I was all eyes and ears and nose and touch, and the forest was big enough to encompass the craziness, enfolding my exploding brain with wind and creaking trees, green and sap, birds and stream, blossom and sun. I was allowed to begin again, able to scrape the charred rind off of my heart and start fresh. I came to the forest as I was, and it accepted me. I carry the jewel-like memories of that time deep inside me like seed crystals, God crystals. They helped me endure what was to come: doctor, train, near-death and onward down the troubled paths into the future.
There is a stream, deep in the forest, where a bed of purple clams gleam and burble, tan sand runs flecked with pyrite, pebbles tumble, and all are untouched by hungry raccoons or curious humans.
Carpets of pink and red bleeding hearts bloom under the multitude of evergreens and towering maples, as far as I can see in the thick, wet air.
Spiraling ferns and fiddles unfurl up wide trunks of craggy bark, shaggy moss, over the sticky-shimmering paths of land snails twining over limbs. I collect their shells, brown like nuts, like caramel, I keep them in a box with pungent nuggets of hardened pine resin. I will always keep this gold of the forest, secret money for me.
I know where the great tree lies across the creek, like the great tree of the world that fell, and I see the minnows and turtles that hide in its shadow, avoiding the ripples of open water.
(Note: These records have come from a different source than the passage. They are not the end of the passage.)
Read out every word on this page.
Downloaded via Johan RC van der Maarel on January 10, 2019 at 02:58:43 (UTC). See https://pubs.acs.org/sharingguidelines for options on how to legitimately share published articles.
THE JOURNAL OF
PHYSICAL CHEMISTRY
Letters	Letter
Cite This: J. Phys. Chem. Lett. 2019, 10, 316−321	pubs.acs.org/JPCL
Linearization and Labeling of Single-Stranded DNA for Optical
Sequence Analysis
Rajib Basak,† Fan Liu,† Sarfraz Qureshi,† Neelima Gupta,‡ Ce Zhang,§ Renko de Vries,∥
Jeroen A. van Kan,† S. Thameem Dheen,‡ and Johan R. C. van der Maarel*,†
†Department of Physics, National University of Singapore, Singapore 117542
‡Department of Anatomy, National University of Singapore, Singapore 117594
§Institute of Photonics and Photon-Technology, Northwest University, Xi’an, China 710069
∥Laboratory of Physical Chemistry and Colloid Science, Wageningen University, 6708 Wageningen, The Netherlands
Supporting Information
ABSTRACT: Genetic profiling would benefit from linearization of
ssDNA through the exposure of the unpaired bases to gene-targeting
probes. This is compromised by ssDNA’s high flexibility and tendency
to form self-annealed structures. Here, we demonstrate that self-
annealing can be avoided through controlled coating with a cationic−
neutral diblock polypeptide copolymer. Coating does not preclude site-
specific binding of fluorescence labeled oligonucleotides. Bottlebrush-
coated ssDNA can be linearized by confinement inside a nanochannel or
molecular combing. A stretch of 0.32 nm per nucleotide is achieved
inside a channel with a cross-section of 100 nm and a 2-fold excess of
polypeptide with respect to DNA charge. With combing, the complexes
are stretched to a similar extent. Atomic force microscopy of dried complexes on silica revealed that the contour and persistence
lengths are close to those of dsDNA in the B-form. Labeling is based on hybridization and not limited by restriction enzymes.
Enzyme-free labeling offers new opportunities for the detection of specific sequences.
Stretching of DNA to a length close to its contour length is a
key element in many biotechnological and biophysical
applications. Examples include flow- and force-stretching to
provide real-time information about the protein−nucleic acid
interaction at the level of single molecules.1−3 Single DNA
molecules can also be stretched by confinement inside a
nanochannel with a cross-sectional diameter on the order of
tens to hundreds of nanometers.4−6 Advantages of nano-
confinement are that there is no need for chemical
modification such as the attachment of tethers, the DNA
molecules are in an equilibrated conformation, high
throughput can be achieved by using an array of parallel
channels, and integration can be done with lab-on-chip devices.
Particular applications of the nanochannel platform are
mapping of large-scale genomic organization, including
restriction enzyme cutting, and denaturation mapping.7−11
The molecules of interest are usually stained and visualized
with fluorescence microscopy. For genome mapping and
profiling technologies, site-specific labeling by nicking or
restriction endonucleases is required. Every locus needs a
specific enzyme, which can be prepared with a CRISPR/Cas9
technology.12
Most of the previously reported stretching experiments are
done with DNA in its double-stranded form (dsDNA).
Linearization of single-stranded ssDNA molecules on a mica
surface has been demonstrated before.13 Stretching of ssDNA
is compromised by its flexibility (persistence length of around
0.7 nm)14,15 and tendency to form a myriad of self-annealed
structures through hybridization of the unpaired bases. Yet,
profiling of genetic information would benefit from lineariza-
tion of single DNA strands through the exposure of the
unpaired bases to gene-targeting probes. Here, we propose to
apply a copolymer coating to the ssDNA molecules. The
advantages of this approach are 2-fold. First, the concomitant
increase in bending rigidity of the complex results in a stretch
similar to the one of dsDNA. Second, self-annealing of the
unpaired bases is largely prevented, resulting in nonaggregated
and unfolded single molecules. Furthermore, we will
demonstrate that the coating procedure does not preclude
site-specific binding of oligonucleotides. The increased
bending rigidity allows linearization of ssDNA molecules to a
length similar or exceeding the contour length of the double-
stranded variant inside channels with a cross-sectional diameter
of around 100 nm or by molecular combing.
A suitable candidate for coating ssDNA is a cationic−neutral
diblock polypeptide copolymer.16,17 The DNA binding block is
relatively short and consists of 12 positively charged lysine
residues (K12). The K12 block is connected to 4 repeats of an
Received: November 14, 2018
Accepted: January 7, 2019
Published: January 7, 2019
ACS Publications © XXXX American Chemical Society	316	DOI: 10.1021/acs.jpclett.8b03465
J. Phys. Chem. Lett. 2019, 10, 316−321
I see how we all hide in the shadows.
If I crouch down among the ruby-red stalks and peach-colored blossoms of policeman's helmets, I can hear a hundred fuzzy bees, I can see the green metallic beetles finding mates, I can feel the hum and the sun and the click. I am more alive here than anywhere. I am more yours here, O Lord, than anywhere else.
In a bank of stinging nettles I find a bird's nest made of green and brown moss, and a single butterfly's wing, woven and tattered into the downy feathers of the central bowl.
Wild blackberries and salmonberries are my feast, my challenge, I can spy them by their shadows behind sunlit leaves, winnowing between vines or stalking their stalks, in shadow or light. The sweetness is neither too little nor too much, the black tart and the pink musty and mellow. I pity the people who never taste them thus, who never know such simple completeness.
I am rich to bursting in these moments. I am fully present.
Coming back to people was like slipping into a troubled sleep, a busy-dim awareness, like diving into a dark pool and holding my breath, until the time that I could surface again into the light and freedom of the forest.